Ketika Uni Soviet menginvasi Afghanistan pada 27 Desember 1979, tujuan utamanya adalah untuk merubah Afghanistan menjadi negara sosialis yang modern. Soviet berusaha untuk menopang rezim komunis yang tengah menghadapi pemberontakan, tapi akhirnya Soviet mengalami kekalahan telak pada 15 Februari 1989.

Pada tahun 1992, pemerintahan pro-Moscow dari Mohammad Najibullah tumbang dan pemberontakan yang didukung oleh AS akhirnya mengambil alih kekuasaan. Taliban akhirnya berkuasa dengan hukum Islam yang sangat ketat hingga akhirnya digulingkan kembali oleh invasi yang dipimpin AS.

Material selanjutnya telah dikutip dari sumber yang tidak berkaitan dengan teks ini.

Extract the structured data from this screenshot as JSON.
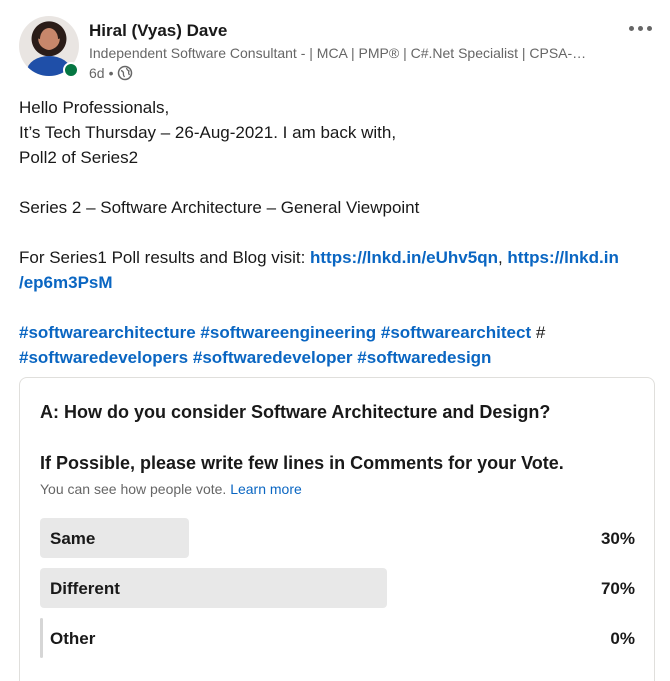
{
  "author": {
    "name": "Hiral (Vyas) Dave",
    "headline": "Independent Software Consultant - | MCA | PMP® | C#.Net Specialist | CPSA-…",
    "time": "6d",
    "separator": "•",
    "visibility_icon": "globe-icon",
    "presence_color": "#057642"
  },
  "menu_icon": "more-options-icon",
  "post": {
    "line1": "Hello Professionals,",
    "line2": "It’s Tech Thursday – 26-Aug-2021. I am back with,",
    "line3": "Poll2 of Series2",
    "line4": "Series 2 – Software Architecture – General Viewpoint",
    "line5_text": "For Series1 Poll results and Blog visit: ",
    "link1": "https://lnkd.in/eUhv5qn",
    "link_sep": ", ",
    "link2_part1": "https://lnkd.in",
    "link2_part2": "/ep6m3PsM",
    "hashtags_row1": [
      "#softwarearchitecture",
      "#softwareengineering",
      "#softwarearchitect"
    ],
    "hashtag_trailing": " #",
    "hashtags_row2": [
      "#softwaredevelopers",
      "#softwaredeveloper",
      "#softwaredesign"
    ],
    "link_color": "#0a66c2"
  },
  "poll": {
    "question1": "A: How do you consider Software Architecture and Design?",
    "question2": "If Possible, please write few lines in Comments for your Vote.",
    "note": "You can see how people vote.",
    "learn_more": "Learn more",
    "options": [
      {
        "label": "Same",
        "percent_text": "30%",
        "fraction": 0.3
      },
      {
        "label": "Different",
        "percent_text": "70%",
        "fraction": 0.7
      },
      {
        "label": "Other",
        "percent_text": "0%",
        "fraction": 0.0
      }
    ]
  }
}
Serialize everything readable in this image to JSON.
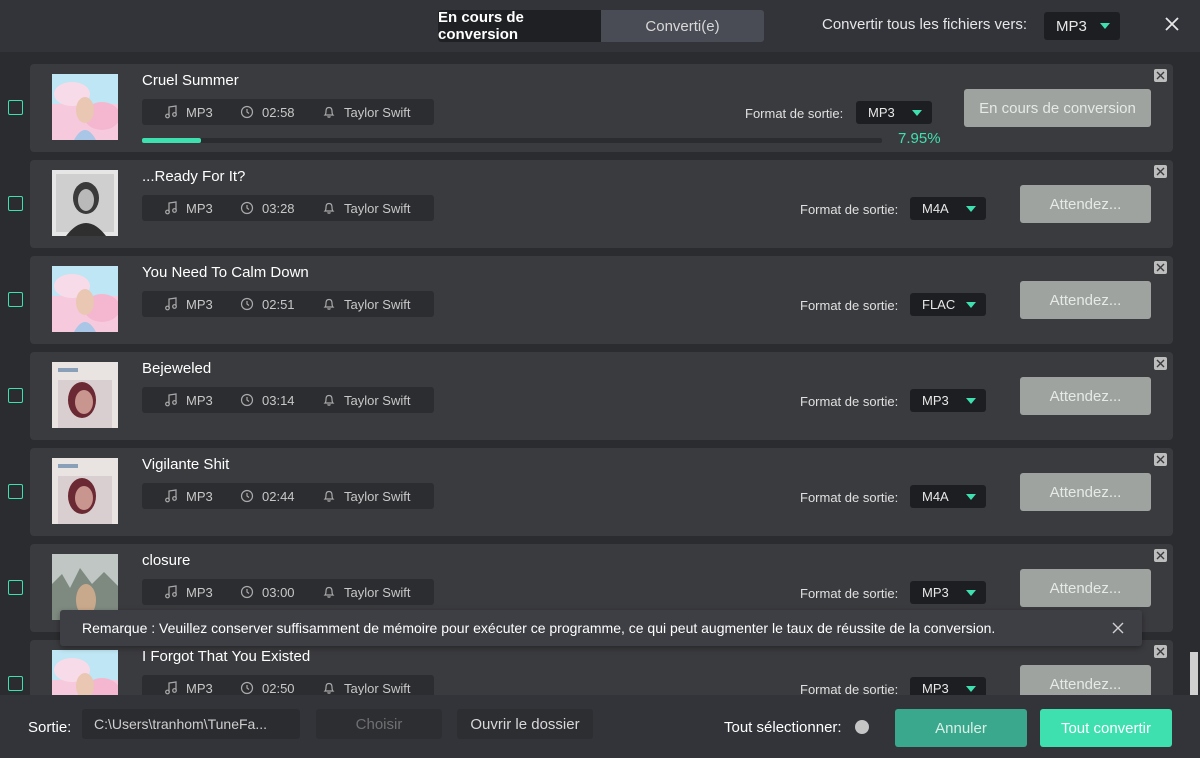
{
  "header": {
    "tabs": [
      {
        "label": "En cours de conversion",
        "active": true
      },
      {
        "label": "Converti(e)",
        "active": false
      }
    ],
    "convert_all_label": "Convertir tous les fichiers vers:",
    "convert_all_value": "MP3"
  },
  "songs": [
    {
      "title": "Cruel Summer",
      "format": "MP3",
      "duration": "02:58",
      "artist": "Taylor Swift",
      "output_format": "MP3",
      "state": "En cours de conversion",
      "progress_text": "7.95%",
      "progress": 0.0795,
      "cover": "pastel"
    },
    {
      "title": "...Ready For It?",
      "format": "MP3",
      "duration": "03:28",
      "artist": "Taylor Swift",
      "output_format": "M4A",
      "state": "Attendez...",
      "cover": "mono"
    },
    {
      "title": "You Need To Calm Down",
      "format": "MP3",
      "duration": "02:51",
      "artist": "Taylor Swift",
      "output_format": "FLAC",
      "state": "Attendez...",
      "cover": "pastel"
    },
    {
      "title": "Bejeweled",
      "format": "MP3",
      "duration": "03:14",
      "artist": "Taylor Swift",
      "output_format": "MP3",
      "state": "Attendez...",
      "cover": "midnights"
    },
    {
      "title": "Vigilante Shit",
      "format": "MP3",
      "duration": "02:44",
      "artist": "Taylor Swift",
      "output_format": "M4A",
      "state": "Attendez...",
      "cover": "midnights"
    },
    {
      "title": "closure",
      "format": "MP3",
      "duration": "03:00",
      "artist": "Taylor Swift",
      "output_format": "MP3",
      "state": "Attendez...",
      "cover": "forest"
    },
    {
      "title": "I Forgot That You Existed",
      "format": "MP3",
      "duration": "02:50",
      "artist": "Taylor Swift",
      "output_format": "MP3",
      "state": "Attendez...",
      "cover": "pastel"
    }
  ],
  "row_labels": {
    "format_label": "Format de sortie:"
  },
  "toast": {
    "message": "Remarque : Veuillez conserver suffisamment de mémoire pour exécuter ce programme, ce qui peut augmenter le taux de réussite de la conversion."
  },
  "footer": {
    "output_label": "Sortie:",
    "output_path": "C:\\Users\\tranhom\\TuneFa...",
    "choose_label": "Choisir",
    "open_folder_label": "Ouvrir le dossier",
    "select_all_label": "Tout sélectionner:",
    "cancel_label": "Annuler",
    "convert_all_button": "Tout convertir"
  },
  "colors": {
    "accent": "#3fe0b0",
    "background": "#2b2c2f",
    "row": "#3a3b3e",
    "wait_button": "#9ea39f"
  }
}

Seorang analis berkebangsaan Afghanistan Nader Nadery yang mempelajari invasi Soviet dan AS mengatakan, "waktunya mungkin sama bagi kedua konflik, tapi kondisi yang membedakan," ujarnya seperti dilansir Associated Press, Jumat (26/11/2010).

Seorang senior di Brookings Institution, Michael O'Hanlon, mengatakan bahwa NATO telah membunuh sekira 10 ribu warga sipil dan pemberontak dengan jumlah yang tak terhingga.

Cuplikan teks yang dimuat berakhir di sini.